While it wasn’t a big surprise and everyone understands the rationale, it still came as a huge disappointment. In her 39th season as the head women’s basketball coach at Harvard University, Kathy Delaney-Smith has seen pretty much everything, but this is unprecedented. While the seniors have another year of eligibility, the fact that the Ivy League doesn’t have athletic scholarships means the three seniors who chose to enroll this year will either use that year to get a graduate school scholarship elsewhere or they’ll move into their careers.

“The sad part is they have all lost their senior year at Harvard,” said Delaney-Smith. “I’ve been on phone with each one of them, talking with them and telling them that we’ll help them move forward. One has already been signed.”

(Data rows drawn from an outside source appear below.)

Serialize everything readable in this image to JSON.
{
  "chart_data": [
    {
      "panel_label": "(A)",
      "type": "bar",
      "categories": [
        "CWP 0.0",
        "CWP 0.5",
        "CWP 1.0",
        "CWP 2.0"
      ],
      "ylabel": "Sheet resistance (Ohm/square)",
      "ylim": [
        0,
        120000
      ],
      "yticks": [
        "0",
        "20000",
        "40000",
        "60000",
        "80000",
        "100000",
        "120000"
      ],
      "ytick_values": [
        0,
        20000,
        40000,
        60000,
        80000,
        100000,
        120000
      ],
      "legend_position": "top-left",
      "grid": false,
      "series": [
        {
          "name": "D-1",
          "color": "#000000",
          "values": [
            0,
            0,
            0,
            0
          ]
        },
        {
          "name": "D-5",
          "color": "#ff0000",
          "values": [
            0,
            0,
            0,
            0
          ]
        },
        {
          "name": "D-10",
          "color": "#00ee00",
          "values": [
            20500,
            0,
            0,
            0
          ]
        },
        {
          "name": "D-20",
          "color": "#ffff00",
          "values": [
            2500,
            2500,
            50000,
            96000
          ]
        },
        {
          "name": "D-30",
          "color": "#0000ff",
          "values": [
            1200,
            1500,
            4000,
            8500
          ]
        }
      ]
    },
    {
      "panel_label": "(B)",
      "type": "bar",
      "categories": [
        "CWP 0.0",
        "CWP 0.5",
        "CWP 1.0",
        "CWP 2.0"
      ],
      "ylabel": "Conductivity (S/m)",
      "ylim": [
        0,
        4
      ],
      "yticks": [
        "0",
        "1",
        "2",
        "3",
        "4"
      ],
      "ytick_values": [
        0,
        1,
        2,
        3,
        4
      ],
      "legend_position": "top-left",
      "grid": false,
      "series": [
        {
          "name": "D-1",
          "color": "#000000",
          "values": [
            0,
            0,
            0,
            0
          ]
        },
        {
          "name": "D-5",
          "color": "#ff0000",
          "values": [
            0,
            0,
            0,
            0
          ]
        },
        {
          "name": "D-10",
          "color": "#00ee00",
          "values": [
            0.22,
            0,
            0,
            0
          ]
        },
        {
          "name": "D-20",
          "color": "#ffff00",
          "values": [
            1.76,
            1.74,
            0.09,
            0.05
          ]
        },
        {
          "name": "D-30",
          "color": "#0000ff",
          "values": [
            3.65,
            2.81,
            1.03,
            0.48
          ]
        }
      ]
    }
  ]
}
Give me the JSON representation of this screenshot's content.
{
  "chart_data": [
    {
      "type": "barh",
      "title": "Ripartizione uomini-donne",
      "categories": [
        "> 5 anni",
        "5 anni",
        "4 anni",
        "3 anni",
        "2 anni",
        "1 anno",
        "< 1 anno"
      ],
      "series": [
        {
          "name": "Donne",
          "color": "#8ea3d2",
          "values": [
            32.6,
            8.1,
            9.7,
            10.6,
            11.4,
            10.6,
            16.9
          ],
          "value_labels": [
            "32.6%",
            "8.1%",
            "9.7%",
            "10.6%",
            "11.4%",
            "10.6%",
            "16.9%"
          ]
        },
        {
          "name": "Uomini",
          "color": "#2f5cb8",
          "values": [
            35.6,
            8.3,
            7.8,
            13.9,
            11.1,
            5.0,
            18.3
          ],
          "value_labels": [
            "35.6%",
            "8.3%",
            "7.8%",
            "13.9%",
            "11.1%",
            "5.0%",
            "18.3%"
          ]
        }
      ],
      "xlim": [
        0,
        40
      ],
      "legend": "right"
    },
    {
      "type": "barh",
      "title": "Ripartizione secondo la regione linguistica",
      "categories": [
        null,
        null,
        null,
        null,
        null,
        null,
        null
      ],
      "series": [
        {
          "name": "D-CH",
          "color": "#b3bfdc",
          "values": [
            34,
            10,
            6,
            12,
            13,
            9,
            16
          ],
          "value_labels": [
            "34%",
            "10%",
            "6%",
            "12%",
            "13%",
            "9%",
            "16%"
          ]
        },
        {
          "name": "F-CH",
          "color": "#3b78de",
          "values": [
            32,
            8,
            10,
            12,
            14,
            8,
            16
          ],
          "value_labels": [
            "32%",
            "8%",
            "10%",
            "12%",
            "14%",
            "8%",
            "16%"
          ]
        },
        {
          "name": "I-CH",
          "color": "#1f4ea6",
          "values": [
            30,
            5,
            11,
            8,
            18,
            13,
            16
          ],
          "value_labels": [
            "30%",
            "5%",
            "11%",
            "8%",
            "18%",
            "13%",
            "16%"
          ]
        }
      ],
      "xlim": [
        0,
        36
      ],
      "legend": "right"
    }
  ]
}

Harvard only invited first-year students to campus for the fall semester, and the team’s three first-year players who chose to enroll have been training within the guidelines. To keep the other players motivated and looking toward the 2021-’22 season, Delaney-Smith and her staff are in consistent communication with them.

“This is a time when I believe in the mental game and working on all your mental skills,” said Delaney-Smith. “We’re using our program and our sport as a classroom.”

Princeton University women’s basketball coach Carla Berube said she is sad and a bit heartbroken for her players and staff but knows the Ivy League presidents made a well thought out decision. “It’s tough, especially for our three seniors, who won’t wear the Princeton jersey again,” said Berube.

This semester, Princeton undergraduates have been on remote learning, so the team was not training together. She assumes if the seniors choose to use their final year of eligibility, they will do it somewhere they can get an athletic scholarship. The team has not been together since March and all communication has been via Zoom calls or Facetime. This season, the team will likely watch film together and individually. The coaching staff will give the players skills and drills to work on.

“We have a pretty driven, highly motivated crew,” said Berube. “They’re going to work really hard to get better and use this time wisely to elevate their games and be ready to go when we get back together, probably next September.”